RIPLEY — St. Michael’s Parochial School in Ripley hosted a visiting priest last week from a land far, far away from here.
Father Faysal Hijazen, Superintendent of the Latin Patriarchate Schools in Israel and the Palestinian territories, visited St. Michael’s last week as part of a five-day visit to the Cincinnati area. Hijazen met with St. Michael’s Parochial School Principal Mary Martin as part of Project HOPE (Holy Land Outreach Promoting Education), following Martin’s visit to Israel and Palestine in 2014.
The project was started in 2004 by Nancy Hemminger, who serves as project director. It’s organized by the Archdiocises of Cincinnati
“It’s educators teaching educators,” Martin said. “Years ago I was trained in a professional development program called Talent’s Unlimited, and the Latin Patriarchate Schools have adopted that standard. One year they will come to Cincinnati and the next year we will go to them.”
Hijazen was joined on the trip to Cincinnati by fellow Saad Rahhal, Suha Haddadin, Waseim Kasabry, Marina Hanhan, Ghada Kawwa’, Nadia Toffaha and Wafa Qzaih, all of whom work with Hijazen in the Latin Patriarchate School school system in Israel, Gaza, and the West Bank. According to their website, there are a total of 44 schools, teaching Christians, Jews, Muslims, Samaratans, and Druze.
“(It’s a) cultural exchange,” Hijazen said. “Our teachers, when they come here, they profit. They learn something. Even the teachers coming to us, they discover the reality of the people in the land. It’s important for us, this exchange, for the benefit of the children.”
While in Cincinnati, the delegation from Israel and the West Bank met with Project HOPE board members, Kelly Lomax of Talents Unlimited, members of the University of Cincinnati Department of Education, through which there is an ongoing partnership, and Karen Matuszek of Moeller High School.
The Latin Patriarchate Schools are considering adopting Moeller’s “House System,” which organizes student governance of all grades into smaller groups, or houses.
“Education is very important,” Hijazen said. “In our land, we need hope. Until now, there is no peace. Creating hope, giving hope to people that maybe peace will arrive one day, to live together with all the nations there, Muslims, Christians, and Jews. Without education, we can’t have a new society, a society of love, of burden, of living together and accepting others.

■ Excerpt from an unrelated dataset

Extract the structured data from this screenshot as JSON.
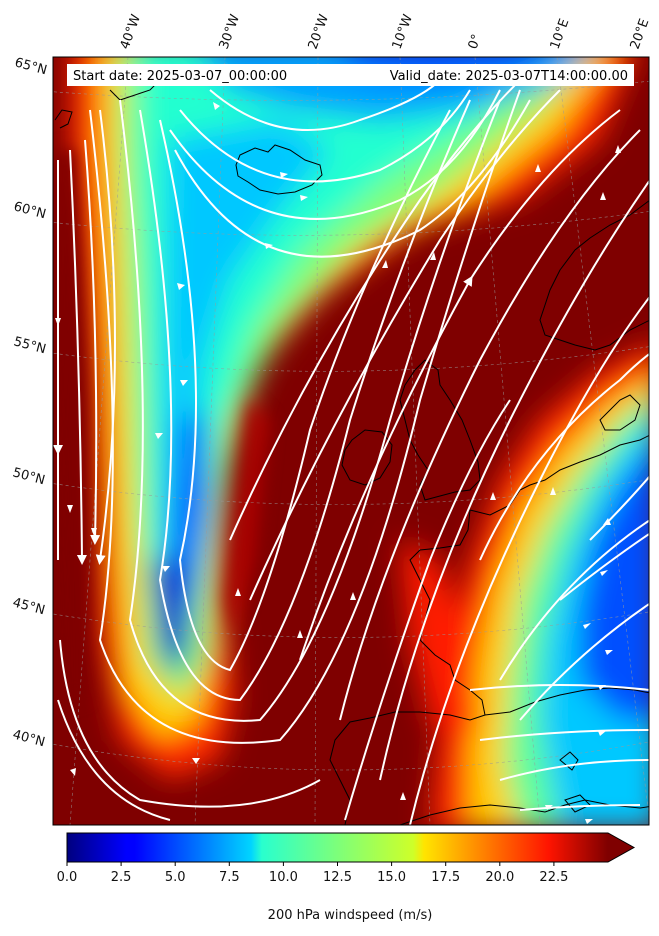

“Our Catholic Schools have this mission to create an atmosphere of mutual respect.”
Martin said one of her biggest takeaways from her trip to Israel and the West Bank was that teachers across the world aren’t as different as some might expect.
“I think there’s a commenality of teachers, just by virtue of the profession,” Martin said. “Good teachers who think outside the box, who know that they are to be constantly learning through their lifetime, have the same values here as in Chicago, Beit Jala, Jerusalem, anywhere, because they care about the learning of their students and they’re going to do whatever it takes to let their students become the best individual that they can be.”